Tidak satu pun yang mengetahui kapan akan terjadi hari kiamat kecuali Allah ﷻ. Malaikat Jibril pun ketika ditanya oleh Nabi ﷺ tentang hari kiamat, maka ia menjawab,
ما المَسْؤُولُ عَنْها بأَعْلَمَ مِنَ السَّائِلِ
“Yang ditanya tidak lebih tahu dari yang bertanya.”([1])

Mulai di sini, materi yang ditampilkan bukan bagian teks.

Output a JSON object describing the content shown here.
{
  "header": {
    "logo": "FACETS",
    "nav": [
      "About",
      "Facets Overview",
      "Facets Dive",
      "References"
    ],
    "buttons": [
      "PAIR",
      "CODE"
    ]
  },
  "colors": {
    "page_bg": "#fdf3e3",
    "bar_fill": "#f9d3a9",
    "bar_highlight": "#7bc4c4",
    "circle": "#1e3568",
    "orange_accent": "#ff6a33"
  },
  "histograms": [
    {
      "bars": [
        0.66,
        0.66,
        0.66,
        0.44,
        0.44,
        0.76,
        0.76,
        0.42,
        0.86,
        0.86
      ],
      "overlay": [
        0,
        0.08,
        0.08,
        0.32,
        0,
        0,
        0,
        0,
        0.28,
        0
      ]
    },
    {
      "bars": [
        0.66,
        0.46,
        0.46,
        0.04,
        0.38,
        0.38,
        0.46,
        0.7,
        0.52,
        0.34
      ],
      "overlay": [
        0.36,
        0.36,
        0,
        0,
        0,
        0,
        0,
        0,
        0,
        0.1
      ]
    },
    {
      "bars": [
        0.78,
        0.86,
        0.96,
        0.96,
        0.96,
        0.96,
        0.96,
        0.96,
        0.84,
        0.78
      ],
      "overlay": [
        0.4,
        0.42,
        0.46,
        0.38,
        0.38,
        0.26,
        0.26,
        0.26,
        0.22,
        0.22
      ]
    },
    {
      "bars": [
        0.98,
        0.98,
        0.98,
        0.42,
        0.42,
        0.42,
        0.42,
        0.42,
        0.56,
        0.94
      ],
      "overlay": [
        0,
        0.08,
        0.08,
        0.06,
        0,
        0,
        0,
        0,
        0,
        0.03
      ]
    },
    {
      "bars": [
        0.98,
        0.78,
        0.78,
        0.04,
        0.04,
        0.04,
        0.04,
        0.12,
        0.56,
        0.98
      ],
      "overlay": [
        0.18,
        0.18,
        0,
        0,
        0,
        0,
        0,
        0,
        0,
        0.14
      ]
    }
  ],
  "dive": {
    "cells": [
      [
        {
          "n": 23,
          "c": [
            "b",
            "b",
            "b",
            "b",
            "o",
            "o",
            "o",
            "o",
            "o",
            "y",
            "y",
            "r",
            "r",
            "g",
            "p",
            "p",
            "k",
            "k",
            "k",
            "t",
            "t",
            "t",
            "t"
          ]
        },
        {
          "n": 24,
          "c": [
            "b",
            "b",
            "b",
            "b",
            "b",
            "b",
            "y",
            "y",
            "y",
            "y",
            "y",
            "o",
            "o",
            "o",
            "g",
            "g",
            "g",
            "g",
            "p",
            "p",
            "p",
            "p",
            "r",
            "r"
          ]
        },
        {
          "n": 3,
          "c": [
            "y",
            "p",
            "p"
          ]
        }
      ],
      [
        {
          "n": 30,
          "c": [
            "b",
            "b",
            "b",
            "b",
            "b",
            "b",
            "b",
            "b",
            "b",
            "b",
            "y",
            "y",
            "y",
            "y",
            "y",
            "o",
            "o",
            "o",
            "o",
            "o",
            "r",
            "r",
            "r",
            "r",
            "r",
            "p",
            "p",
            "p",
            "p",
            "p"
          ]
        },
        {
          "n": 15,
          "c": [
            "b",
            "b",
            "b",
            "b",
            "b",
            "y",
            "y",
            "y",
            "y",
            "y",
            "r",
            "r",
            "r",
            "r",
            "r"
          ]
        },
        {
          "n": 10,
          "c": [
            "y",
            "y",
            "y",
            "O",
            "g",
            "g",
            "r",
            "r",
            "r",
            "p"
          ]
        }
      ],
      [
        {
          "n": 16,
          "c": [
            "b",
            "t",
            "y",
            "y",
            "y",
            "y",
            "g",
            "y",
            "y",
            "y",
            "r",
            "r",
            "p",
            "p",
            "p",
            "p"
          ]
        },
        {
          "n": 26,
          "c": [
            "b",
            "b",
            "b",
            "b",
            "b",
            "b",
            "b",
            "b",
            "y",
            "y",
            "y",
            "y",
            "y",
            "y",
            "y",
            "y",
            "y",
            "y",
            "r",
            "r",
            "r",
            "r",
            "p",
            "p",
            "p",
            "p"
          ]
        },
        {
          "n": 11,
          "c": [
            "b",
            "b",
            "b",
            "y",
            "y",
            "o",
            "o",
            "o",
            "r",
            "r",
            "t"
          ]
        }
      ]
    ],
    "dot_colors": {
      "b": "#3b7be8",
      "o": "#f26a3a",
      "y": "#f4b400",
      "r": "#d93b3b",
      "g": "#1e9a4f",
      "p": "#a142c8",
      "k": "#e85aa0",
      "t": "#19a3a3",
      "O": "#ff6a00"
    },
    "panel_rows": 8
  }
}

Jika Nabi ﷺ tidak tahu, malaikat Jibril tahu, bagaimana lagi dengan kita. Benar Allah ﷻ memberikan tanda-tanda kapan hari kiamat akan terjadi, akan tetapi berkaitan dengan kepastian kapan terjadi, maka tidak ada yang tahu kecuali Allah ﷻ.
- Turunnya hujan.
Seperti hari kiamat, Allah ﷻ juga memberikan tanda-tanda kapan akan turunnya hujan. Allah ﷻ berfirman,
وَهُوَ الَّذِي يُرْسِلُ الرِّيَاحَ بُشْرًا بَيْنَ يَدَيْ رَحْمَتِهِ ۖ حَتَّىٰ إِذَا أَقَلَّتْ سَحَابًا ثِقَالًا سُقْنَاهُ لِبَلَدٍ مَيِّتٍ فَأَنْزَلْنَا بِهِ الْمَاءَ فَأَخْرَجْنَا بِهِ مِنْ كُلِّ الثَّمَرَاتِ
“Dan Dialah yang meniupkan angin sebagai pembawa berita gembira sebelum kedatangan rahmat-Nya (hujan); hingga apabila angin itu telah membawa awan mendung, Kami halau ke suatu daerah yang tandus, lalu Kami turunkan hujan di daerah itu, maka Kami keluarkan dengan sebab hujan itu berbagai macam buah-buahan.”([2])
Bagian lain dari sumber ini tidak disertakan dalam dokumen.